If you can’t accept that, or he isn’t just simply honest with you about this being an extramarital fling, you should turn back now. If you do stay involved, make sure that you aren’t making this relationship your top priority either. If he has a main woman and you are his little side dish, make sure to keep things emotionally even; he’s your side dish and always leave yours emotions and schedule open to someone who is the total package.

Don’t…
…stay in it longer than it’s fun. If you’re okay with sneaking around with another woman’s man, or you’re just a free lovin’ kinda gal who thinks he should be free to sleep with you (although the lying is never good), then you should focus on what this kind of arrangement is supposed to be. It should be sexy, fun, even a little dangerous.

Let’s face it: some people get off on the secrecy and the illicit nature of these affairs. If that’s your thing, don’t stay involved past the playtime expiration date. Once it starts being more trouble, it’s probably time to reevaluate what you’re getting out of this person’s presence in your life.

The very minute you start getting all lovey-faced about this guy, and those stupid girl emotions start making visions of lazy mornings and family reunions dance in your head, you put the ultimatum to him: stay with his wife and you’re gone or leave her and make things legit with you.

Hey, maybe you really are the fairy tale and he really is the guy for you and the situation was just wrong. But it’s not likely. So as soon as the fun isn’t the main thing and your emotions enter the game, it’s in or out. If he’s not in, you get out.

Don’t…
…kid yourself. This is a relationship built on lying.
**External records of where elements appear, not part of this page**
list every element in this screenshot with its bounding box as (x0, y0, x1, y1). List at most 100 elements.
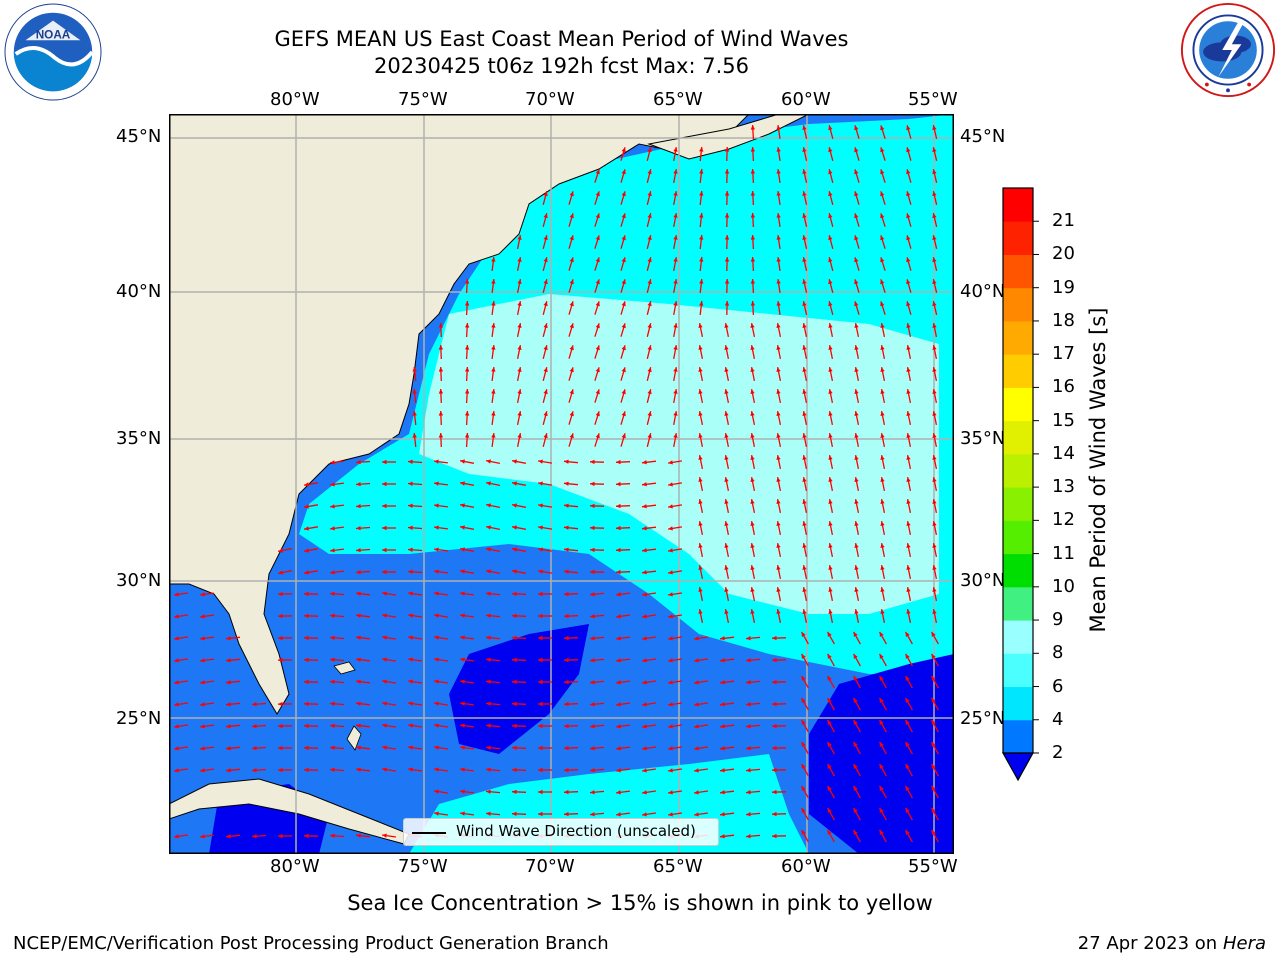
wave-direction-arrowhead (564, 569, 569, 574)
wave-direction-arrowhead (827, 719, 832, 725)
wave-direction-arrowhead (460, 569, 465, 574)
wave-direction-arrowhead (200, 592, 205, 597)
wave-direction-arrowhead (330, 723, 335, 728)
wave-direction-arrowhead (880, 257, 885, 263)
wave-direction-arrowhead (621, 345, 626, 351)
wave-direction-arrowhead (621, 257, 626, 263)
wave-direction-arrowhead (673, 213, 678, 218)
wave-direction-arrowhead (486, 789, 491, 794)
wave-direction-arrowhead (776, 169, 781, 174)
wave-direction-arrowhead (543, 235, 548, 241)
lon-label-bottom-55w: 55°W (908, 856, 958, 877)
wave-direction-arrowhead (174, 636, 179, 641)
wave-direction-arrowhead (906, 499, 911, 504)
wave-direction-arrowhead (408, 745, 413, 750)
wave-direction-arrowhead (590, 658, 595, 663)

That is often part of the appeal, but if you feel guilty, maybe that’s not a misplaced emotion. I’m not judging. I’m really not. As always, you have to decide what is okay for you.

But this is risky business, my friends. People’s feelings are in serious danger of getting hurt, and some of those people are willfully entering into this deal. You have to be real with yourself about that; don’t pretend the wife doesn’t exist. And don’t hate her, even if he does.

There are two sides to every story. Making her the villain certainly makes it easier to do her wrong (which you are, almost as much as he is) but in truth, if you don’t know her then you don’t really know.